APT A151: Unmanned Aircraft Systems Lab
| Item | Value |
|---|---|
| Curriculum Committee Approval Date | 12/08/2021 |
| Top Code | 302020 - Piloting |
| Units | 1 Total Units |
| Hours | 54 Total Hours (Lab Hours 54) |
| Total Outside of Class Hours | 0 |
| Course Credit Status | Credit: Degree Applicable (D) |
| Material Fee | No |
| Basic Skills | Not Basic Skills (N) |
| Repeatable | No |
| Grading Policy | Standard Letter (S) |
Course Description
Commercial UAS operators are becoming a new occupation within the aviation industry. The purpose of UAS is widespread and may decrease unnecessary risks to pilots in certain environments. The Unmanned Aircraft Systems industry is expected to generate an estimated 100,000 jobs and $82.1 billion in economic impact in the next decade according to the Association for Unmanned Vehicle Systems International (AUVSI). Additionally, the Federal Aviation Administration (FAA) predicts 10,000 unmanned aircraft systems could be airborne in the U.S. skies by 2020. PREREQUISITE: APT A131 or concurrent enrollment. Transfer Credit: CSU.
Course Level Student Learning Outcome(s)
- Performs within the tolerances for each flight maneuver required by in the Federal Aviation Administration (FAA) Practical Test Standards for Unmanned Aircraft Systems.
Course Objectives
- 1. Demonstrate mastery of pre-flight safety procedures for UAS operations.
- 2. Demonstrate mastery of controller calibration techniques and processes.

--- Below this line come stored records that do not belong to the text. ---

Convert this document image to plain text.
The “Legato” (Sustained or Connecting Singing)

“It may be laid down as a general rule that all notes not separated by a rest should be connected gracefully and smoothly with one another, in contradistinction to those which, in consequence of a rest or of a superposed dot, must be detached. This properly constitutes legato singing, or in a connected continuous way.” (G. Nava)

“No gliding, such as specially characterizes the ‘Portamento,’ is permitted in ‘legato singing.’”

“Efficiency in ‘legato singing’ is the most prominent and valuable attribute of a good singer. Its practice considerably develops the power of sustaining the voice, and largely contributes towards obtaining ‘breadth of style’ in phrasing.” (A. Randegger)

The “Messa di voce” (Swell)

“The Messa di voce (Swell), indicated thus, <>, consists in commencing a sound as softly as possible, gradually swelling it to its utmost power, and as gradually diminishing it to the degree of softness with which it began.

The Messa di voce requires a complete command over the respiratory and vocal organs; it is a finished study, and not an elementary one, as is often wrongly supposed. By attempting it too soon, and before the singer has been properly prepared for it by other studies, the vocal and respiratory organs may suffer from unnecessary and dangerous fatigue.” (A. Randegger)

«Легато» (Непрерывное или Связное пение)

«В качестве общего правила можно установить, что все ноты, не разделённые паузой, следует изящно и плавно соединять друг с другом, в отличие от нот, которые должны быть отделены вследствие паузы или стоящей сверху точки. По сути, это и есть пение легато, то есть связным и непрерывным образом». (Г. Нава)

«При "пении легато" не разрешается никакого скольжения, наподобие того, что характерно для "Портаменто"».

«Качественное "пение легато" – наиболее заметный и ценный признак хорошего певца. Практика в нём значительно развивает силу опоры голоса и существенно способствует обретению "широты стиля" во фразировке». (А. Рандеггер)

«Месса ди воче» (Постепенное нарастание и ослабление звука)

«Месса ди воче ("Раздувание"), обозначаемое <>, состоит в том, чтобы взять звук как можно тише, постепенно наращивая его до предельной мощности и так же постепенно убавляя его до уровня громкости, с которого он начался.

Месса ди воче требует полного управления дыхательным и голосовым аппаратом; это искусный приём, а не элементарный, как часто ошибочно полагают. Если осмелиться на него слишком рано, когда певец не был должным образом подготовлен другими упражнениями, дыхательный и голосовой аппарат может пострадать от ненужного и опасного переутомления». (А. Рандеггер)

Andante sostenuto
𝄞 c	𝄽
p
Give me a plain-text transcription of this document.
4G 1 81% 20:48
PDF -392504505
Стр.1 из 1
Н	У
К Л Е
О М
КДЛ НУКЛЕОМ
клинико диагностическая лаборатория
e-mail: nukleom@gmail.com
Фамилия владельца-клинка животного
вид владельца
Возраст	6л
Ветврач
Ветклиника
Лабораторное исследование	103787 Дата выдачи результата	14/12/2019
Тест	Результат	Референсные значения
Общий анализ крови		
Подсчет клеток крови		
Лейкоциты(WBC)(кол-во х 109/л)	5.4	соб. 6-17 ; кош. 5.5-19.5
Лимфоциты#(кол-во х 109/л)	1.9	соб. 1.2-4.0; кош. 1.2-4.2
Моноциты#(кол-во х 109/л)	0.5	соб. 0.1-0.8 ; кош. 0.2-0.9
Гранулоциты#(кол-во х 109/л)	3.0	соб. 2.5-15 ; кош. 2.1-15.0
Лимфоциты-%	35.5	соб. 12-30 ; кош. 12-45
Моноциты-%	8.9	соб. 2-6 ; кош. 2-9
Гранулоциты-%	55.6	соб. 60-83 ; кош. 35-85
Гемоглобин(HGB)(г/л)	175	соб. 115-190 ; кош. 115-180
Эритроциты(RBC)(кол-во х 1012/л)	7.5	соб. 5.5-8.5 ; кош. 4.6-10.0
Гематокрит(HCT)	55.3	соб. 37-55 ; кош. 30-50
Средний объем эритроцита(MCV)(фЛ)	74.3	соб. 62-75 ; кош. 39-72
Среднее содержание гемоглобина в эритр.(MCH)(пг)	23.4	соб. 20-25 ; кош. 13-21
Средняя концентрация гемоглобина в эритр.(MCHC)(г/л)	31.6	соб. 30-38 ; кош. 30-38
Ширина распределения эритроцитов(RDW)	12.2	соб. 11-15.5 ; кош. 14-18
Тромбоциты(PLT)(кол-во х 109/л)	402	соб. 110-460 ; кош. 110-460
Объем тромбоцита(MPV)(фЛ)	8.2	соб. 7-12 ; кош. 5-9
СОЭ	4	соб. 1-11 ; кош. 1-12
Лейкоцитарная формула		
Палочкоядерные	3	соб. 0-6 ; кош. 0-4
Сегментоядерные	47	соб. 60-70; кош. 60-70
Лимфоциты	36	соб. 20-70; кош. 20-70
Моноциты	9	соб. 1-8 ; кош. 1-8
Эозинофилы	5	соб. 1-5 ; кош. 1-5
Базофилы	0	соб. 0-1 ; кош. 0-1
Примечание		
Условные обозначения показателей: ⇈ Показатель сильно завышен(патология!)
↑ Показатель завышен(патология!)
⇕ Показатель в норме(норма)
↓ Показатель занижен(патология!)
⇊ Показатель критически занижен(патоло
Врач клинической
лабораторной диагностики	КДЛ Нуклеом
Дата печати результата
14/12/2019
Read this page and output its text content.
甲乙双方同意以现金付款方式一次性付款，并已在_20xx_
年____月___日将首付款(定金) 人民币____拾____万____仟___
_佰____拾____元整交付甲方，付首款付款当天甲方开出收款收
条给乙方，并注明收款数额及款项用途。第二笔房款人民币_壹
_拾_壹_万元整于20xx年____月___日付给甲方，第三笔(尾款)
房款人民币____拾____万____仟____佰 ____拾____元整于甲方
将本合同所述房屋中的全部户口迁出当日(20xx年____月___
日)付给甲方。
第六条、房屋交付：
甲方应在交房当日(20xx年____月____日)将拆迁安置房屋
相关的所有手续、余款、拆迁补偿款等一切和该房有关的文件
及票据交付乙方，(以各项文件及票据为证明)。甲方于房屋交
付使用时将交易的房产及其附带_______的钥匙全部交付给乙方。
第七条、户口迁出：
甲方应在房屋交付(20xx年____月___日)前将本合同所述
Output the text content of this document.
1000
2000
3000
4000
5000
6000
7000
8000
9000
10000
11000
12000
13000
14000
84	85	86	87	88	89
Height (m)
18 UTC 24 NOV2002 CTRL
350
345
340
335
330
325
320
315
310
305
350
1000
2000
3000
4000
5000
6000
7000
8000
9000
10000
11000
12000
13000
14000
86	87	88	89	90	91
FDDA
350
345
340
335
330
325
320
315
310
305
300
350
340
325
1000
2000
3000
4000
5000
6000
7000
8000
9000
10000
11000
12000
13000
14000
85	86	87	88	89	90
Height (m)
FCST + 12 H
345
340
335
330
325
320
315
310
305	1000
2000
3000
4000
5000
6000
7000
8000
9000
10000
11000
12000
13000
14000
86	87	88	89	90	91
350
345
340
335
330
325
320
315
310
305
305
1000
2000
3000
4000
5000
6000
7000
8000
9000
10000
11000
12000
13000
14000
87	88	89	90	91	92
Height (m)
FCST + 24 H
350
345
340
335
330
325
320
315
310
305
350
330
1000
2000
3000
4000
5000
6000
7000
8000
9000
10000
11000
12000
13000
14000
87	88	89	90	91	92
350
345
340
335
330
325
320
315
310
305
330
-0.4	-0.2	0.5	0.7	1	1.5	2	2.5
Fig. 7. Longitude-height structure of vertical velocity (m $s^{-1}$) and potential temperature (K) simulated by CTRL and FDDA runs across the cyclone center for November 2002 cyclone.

- 3. Demonstrate mastery of approach, landing, and shut-down operations and procedures.
Lecture Content
Lab Only
Lab Content
Emergency planning and communication. The characteristics and potential hazards of lithium batteries: Safe transportation, such as proper inspection and handling Safe charging Safe usage Risks of fires involving lithium batteries Loss of aircraft control link and fly-aways. Loss of Global Positioning System (GPS) signal during flight and potential consequences. Frequency spectrums and associated limitations. Basic maintenance. Preflight inspection. Techniques to mitigate mechanical failures of all elements used in sUAS operations, such as the battery and/or any device(s) used to operate the sUAS. General loading and performance: Effects of loading changes Balance, stability, and center of gravity The importance and use of performance data to predict the effect on the aircrafts performance of an sUAS. Operating limitations for sUAS. Maximum groundspeed Altitude limitations Minimum visibility Cloud clearance requirements Visual line of sight (VLOS) aircraft operations.
Method(s) of Instruction
- Lab (04)
Instructional Techniques
Equipment Proficiency Demonstrations
Reading Assignments
Read technical and operations manuals from each UAS (drone) manufacturer.
Writing Assignments
Completion of flight plans and flight logs, weight and balance exercises and aircraft performance problems.
Out-of-class Assignments
N/A
Demonstration of Critical Thinking
In flight problem solving exercises based on FAA Private Pilot Practical Test Standards
Required Writing, Problem Solving, Skills Demonstration
Completion of flight plans and flight logs, weight and balance exercises and aircraft performance problems.
Eligible Disciplines
Aviation (flight, navigation, ground school, air traffic control): Any bachelors degree and two years of professional experience, or any associate degree and six years of professional experience.
Other Resources
1. Technical and operations manuals from each UAS (drone) manufacturer.